I do not want to discuss the details of each projects because in the next few month we will edit a book and all the works will become public. The interesting thing is to register some of the discussions that happened during the studio and that echoed during the final review.

first the difficulty to approach the favela problem using our traditional design tools. To understand the technicalities of cheap construction in Brazil was fascinating for the 12 students who came from 3 different continents, but most challenging was to perceive the limitation of our modeling 3D software in capturing the spatiality of the favelas. The level of precision of our drawing instruments cannot not deal with “errors” on the magnitude of 2 inches, nor can the most elaborated geometry get close to the wealth of textures and small digressions that occur in a favela.

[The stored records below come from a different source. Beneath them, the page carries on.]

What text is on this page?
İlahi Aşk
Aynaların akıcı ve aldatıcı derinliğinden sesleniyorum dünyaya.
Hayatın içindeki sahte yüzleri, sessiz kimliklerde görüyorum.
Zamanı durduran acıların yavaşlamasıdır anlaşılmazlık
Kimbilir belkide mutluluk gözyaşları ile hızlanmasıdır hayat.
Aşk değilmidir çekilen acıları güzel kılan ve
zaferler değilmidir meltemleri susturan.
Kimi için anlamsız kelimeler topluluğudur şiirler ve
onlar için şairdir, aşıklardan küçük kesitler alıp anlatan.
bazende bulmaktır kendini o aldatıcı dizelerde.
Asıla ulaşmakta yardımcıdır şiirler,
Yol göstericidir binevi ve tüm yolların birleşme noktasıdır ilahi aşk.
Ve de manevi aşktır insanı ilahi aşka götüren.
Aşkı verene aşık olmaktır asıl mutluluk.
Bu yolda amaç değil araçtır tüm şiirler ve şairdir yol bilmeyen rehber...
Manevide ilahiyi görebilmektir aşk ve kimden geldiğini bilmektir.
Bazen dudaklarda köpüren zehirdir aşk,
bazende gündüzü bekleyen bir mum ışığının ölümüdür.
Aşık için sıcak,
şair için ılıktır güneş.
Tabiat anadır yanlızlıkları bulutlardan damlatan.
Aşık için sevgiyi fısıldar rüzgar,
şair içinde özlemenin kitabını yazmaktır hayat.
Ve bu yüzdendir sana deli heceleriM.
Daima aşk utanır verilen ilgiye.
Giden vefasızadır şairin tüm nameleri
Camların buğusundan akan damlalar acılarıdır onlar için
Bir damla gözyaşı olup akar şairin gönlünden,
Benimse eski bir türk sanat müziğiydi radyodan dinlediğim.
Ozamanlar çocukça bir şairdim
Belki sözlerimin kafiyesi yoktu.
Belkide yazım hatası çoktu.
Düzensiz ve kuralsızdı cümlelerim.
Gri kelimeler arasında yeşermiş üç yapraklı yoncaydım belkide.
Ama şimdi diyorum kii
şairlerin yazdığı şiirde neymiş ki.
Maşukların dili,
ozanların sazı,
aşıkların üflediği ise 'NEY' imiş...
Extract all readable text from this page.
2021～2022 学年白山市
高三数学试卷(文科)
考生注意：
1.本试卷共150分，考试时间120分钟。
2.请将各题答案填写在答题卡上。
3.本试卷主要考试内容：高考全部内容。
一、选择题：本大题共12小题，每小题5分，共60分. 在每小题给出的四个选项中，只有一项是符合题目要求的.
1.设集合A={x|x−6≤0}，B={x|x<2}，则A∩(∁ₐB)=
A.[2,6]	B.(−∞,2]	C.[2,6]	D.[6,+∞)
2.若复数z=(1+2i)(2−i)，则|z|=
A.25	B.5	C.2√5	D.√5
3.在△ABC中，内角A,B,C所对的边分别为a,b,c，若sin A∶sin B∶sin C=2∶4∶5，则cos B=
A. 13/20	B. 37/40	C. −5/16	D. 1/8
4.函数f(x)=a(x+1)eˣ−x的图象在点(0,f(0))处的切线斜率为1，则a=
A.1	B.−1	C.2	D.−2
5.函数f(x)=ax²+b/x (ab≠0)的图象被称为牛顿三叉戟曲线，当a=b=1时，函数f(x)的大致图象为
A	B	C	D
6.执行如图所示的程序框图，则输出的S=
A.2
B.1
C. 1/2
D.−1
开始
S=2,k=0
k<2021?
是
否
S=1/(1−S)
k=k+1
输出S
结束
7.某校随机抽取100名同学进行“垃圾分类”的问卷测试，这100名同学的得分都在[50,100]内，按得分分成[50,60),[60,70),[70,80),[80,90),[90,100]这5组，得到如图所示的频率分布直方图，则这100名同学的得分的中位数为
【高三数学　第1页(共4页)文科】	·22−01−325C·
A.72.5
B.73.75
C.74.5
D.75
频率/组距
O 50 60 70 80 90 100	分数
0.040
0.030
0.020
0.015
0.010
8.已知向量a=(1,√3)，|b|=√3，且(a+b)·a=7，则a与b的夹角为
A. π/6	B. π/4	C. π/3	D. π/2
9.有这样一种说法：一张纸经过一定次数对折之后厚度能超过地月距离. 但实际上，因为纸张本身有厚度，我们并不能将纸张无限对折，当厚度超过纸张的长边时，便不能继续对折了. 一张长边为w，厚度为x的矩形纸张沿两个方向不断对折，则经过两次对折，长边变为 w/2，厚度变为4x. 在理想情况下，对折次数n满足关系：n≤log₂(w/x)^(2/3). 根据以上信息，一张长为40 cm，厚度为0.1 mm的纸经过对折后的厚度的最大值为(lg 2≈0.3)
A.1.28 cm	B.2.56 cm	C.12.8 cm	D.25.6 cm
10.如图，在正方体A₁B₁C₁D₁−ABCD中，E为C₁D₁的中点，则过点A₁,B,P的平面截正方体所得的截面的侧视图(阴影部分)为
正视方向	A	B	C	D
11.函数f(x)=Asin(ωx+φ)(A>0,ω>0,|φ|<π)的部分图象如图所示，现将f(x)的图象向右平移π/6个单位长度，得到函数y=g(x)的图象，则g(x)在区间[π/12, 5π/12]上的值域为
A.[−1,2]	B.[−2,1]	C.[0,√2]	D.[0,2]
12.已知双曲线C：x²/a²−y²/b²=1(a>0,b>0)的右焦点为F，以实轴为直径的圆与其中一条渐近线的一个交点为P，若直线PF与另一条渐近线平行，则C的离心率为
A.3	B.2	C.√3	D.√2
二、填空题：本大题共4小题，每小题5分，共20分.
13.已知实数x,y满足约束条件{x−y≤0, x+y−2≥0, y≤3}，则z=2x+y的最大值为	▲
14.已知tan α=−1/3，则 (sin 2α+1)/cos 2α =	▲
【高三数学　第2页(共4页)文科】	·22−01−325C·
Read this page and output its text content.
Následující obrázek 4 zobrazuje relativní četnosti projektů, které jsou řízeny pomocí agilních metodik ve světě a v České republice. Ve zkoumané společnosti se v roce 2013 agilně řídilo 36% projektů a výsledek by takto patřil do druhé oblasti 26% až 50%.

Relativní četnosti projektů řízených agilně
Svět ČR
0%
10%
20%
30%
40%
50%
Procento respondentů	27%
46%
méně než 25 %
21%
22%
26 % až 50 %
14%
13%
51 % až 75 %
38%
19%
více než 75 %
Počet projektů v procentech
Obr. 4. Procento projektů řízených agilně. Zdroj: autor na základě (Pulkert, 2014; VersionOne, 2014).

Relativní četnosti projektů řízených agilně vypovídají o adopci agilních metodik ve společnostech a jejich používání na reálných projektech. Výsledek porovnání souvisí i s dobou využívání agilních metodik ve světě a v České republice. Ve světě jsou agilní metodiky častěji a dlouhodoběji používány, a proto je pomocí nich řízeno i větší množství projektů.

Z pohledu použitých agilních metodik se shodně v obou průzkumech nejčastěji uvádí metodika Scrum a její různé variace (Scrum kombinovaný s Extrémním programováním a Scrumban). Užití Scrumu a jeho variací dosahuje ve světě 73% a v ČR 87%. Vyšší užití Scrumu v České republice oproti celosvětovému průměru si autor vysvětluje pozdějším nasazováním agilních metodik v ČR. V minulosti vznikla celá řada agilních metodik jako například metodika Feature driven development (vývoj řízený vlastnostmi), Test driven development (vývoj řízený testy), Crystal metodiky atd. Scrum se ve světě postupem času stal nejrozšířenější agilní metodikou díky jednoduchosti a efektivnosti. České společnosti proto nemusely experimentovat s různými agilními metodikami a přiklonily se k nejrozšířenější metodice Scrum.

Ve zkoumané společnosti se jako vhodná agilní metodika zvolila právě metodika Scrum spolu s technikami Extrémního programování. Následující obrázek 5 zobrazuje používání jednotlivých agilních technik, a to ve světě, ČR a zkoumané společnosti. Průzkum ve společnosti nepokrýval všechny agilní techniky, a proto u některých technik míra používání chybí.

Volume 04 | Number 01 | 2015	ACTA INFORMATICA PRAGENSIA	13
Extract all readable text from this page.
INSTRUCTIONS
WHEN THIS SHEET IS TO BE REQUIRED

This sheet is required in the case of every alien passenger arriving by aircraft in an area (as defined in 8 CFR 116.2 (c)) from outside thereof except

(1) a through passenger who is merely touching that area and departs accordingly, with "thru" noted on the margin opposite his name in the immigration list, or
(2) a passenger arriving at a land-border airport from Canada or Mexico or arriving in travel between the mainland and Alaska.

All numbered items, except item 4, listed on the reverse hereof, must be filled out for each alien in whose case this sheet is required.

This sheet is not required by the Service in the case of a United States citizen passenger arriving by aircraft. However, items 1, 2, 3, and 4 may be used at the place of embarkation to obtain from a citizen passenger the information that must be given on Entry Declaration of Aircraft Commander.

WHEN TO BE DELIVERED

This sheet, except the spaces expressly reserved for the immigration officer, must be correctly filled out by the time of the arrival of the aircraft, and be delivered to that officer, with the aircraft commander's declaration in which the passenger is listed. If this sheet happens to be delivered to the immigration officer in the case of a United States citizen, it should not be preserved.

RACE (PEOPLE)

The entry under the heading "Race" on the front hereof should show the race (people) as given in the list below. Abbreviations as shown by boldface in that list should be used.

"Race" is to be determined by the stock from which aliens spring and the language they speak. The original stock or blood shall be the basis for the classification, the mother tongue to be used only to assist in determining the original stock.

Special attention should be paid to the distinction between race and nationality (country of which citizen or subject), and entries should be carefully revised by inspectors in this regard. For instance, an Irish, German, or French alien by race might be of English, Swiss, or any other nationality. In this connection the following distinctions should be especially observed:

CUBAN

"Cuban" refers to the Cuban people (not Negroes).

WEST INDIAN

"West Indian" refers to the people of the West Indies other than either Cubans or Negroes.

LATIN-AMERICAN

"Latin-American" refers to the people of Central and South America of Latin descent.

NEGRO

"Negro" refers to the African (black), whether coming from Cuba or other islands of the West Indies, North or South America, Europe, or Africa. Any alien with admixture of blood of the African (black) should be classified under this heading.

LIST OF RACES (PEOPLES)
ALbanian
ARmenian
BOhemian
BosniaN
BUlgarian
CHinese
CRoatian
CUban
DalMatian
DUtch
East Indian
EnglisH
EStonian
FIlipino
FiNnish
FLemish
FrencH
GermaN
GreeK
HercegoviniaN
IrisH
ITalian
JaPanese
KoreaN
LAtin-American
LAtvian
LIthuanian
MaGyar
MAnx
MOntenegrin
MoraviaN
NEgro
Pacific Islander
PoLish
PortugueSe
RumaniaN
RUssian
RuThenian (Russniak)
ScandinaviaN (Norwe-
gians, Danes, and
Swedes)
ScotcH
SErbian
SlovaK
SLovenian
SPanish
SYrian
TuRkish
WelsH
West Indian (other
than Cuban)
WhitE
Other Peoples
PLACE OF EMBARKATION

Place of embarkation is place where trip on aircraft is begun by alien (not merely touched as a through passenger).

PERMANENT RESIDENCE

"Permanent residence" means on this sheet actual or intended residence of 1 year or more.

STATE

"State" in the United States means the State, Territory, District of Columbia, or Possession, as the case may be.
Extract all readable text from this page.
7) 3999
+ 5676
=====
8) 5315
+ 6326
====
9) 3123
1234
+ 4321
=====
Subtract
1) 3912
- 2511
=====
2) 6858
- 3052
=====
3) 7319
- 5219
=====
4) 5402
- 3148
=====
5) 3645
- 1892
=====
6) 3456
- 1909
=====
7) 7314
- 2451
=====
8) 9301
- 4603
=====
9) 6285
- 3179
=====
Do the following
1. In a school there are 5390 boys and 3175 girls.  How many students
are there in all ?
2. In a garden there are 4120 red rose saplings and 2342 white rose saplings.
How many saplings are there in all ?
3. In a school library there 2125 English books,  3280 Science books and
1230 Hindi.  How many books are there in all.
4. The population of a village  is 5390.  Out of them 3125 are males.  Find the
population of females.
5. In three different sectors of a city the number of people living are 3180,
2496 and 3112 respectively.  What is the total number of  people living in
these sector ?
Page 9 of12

also discussed was the question of accessibility. The scholarly literature has already demonstrated that the best favela interventions are those that improve accessibility, allowing the State to be present and supporting increasing levels of integration between the favelas and the formal city. For that to happen it is often necessary to take a critical approach towards norms and parameters that make such integration difficult. All street should be 12 meters wide and have less than 20% incline but if the most viable access to certain parts of the favela require a street only 7 meters wide and 30% slope so be it. A narrow and steep street is better than no street.

and finally it is worth noting that the critics often came back to the realization that the constructive technology of favelas is the same of the formal city, only cheapened to the point of becoming an aesthetic distinction between buildings “wrapped” in stone, ceramics or paint in the formal city and the naked bricks of the favelas. Such imagétic distinction is often dismissed as beautification by those more concerned with social matters but deserves to be brought up for discussion because in an unconscious (albeit efficient) way it widens the gap between two sides in one city, one urban condition, one society that historically has had an enormous difficulty of perceiving itself as one.